Gerekli bir açıklama...
- Bu blog, zamanında çeşitli metrukelerde ve üniversite arşivlerinde Dr. Durmuş Bakar’ın makale ve değinilerine rastlayıp da, okumaktan hoşlanmış bir grup öğrencinin, boş durmaktan sıkıldıkları bir an verdikleri kararla yayına girmiştir. Yayıncılar, Dr. Durmuş Bakar’dan izin almamış olduklarını alenen beyan ederler. Dr. Bakar, uzun yıllar yaşadığı ABD'den, “Neo-sol: Ideoloji ve Tipoloji” başlıklı Uluslararası Sosyoloji Semineri’ne sunacağı bir tebliğle ilgili araştırma/gözlem yapmak üzere ülkesine döndü. Ve basireti bağlandı, kaldı. Dr. Durmuş Bakar’ın tebliğe ilişkin notları (ki, yazı listesinde “Gözlem Güncesi” adıyla yer alıyor), ülkesine yerleşmeye karar vermesiyle yarıda kesiliyor. Süregelen gözlemleri ise, ayrı makaleler halinde, çeşitli dergi ve gazetelerde yayımlandı... Bu blog çalışması, öncelikli olarak, Durmuş Bakar’ın 90’lı yılların sonuna doğru kaleme alınmış yazılarını ve notlarını aktarmayı ve eğer kendisine ulaşılabilirse ve yeni yazıları varsa, onları da talep ederek bu siteye eklemeyi hedefliyor. Bu nedenle, okuyanlar, anlatılanlardaki tarih dilimini gözden kaçırmamalıdır...
15 Haziran 2012 Cuma

Haberi izleyemedim, sadece anonslarını gördüm. Recep Bülbülses bir inşaatın tepesinde, aşağıda meraklılar ve polis, bir de “Kuşum” Aydın... Anons, “Aydın, Bülbülses’i intihardan nasıl vazgeçirdi” filan gibi bir şeydi. İki “zap” arası gözüme takılıp geçiveren, “az sonra” ayrıntıyı öğrenme davetine kulak asmadığım bu sahne, hayal meyal anımsadığım bir bant-karikatürü çağrıştırdı sadece o an için.

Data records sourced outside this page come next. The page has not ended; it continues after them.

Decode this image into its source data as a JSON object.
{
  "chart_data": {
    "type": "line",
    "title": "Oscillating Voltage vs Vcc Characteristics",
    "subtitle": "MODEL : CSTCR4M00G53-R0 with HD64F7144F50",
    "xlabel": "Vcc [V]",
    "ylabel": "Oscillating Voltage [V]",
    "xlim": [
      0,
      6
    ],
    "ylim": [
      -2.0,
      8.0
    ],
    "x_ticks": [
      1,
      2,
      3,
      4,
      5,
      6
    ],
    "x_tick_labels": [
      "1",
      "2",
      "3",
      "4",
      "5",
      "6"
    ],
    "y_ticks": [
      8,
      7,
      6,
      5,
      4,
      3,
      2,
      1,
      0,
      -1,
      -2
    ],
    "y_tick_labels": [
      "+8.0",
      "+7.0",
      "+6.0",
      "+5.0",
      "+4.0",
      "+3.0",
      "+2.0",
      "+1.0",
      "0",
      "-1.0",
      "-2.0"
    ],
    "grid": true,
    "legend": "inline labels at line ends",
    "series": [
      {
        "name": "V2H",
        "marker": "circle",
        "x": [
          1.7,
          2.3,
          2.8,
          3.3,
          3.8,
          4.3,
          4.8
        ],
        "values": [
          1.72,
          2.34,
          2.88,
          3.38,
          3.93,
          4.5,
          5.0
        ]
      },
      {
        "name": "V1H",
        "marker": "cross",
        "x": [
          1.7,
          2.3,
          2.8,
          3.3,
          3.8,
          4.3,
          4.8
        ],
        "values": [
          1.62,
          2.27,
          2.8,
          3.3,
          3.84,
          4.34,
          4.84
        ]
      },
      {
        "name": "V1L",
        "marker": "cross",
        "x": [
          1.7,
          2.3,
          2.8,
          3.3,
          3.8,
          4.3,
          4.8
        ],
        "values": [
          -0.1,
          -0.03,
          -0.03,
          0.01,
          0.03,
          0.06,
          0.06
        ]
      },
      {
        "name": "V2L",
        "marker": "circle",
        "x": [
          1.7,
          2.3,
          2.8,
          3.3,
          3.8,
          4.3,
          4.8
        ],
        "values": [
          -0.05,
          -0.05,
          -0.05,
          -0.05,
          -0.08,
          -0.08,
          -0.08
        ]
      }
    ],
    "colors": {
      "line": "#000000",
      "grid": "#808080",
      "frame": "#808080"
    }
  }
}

Yine bir adam inşaatın tepesinde, intihara kesin kararlı. “Hayatım boyunca kimse beni ciddiye almadı. Hep alay ettiler benimle, eğlendiler” diyerek gözyaşları içinde kendini boşluğa bırakan adam, itfaiyecilerin gerdiği brandaya düşüyordu. Eh, gergin brandaya düşen bir kütle, hafif yaylanır tabii. İtfaiyeciler, meraklılar, basıyordu kahkahayı: “Nasıl zıpladı ama!” İntihar, sebebiyle sonuçlanıyordu!
Bülbülses’in trajedisi de aynıydı. Şöhret olamadığı için giriştiği intihar eyleminde, başrolü yine Aydın’a kaptırmıştı. “Aydın, nasıl kurtardı!” Bıraktığı bütün iz buydu “haber”in ve bu kadarı bile çoktu aslında...
Ama, insan beyninin cilvelerinden biri olsa gerek, ertesi gün bir dolmuşa bindiğimde, geçip giden bahse konu karelerden, üzerinde durmadığım, belki de fark etmediğim bir ayrıntı, belleğimde sindiği yerden fırlayıverdi. O kargaşa içinde, Bülbülses’in söylediği bir şeydi bu... Aydın’a, “Ben senden daha...” iyiyim mi, ünlüyüm mü, starım mı ne demişti. İşte bu flu ayrıntıdır, bu satırları yazdıran...
Recep Bülbülses’i, uzun zaman önce tanımıştım. Mecburen. Taksim-Bostancı dolmuşunda yanıma oturmuş, yol boyu Türk Sanat Müziği konseri vermişti, oflayıp puflayan yolculara ve şoföre aldırmadan. Hem yanında oturduğum, hem oflamadığım için olsa gerek, “Ben Recep Bülbülses’im. Şarkıcı, film oyuncusu. Yakında kasetim çıkacak, piyasayı kasıp kavuracağım. O zaman gel beni bul, ‘Ben dolmuştaki gencim’ de” demişti inerken.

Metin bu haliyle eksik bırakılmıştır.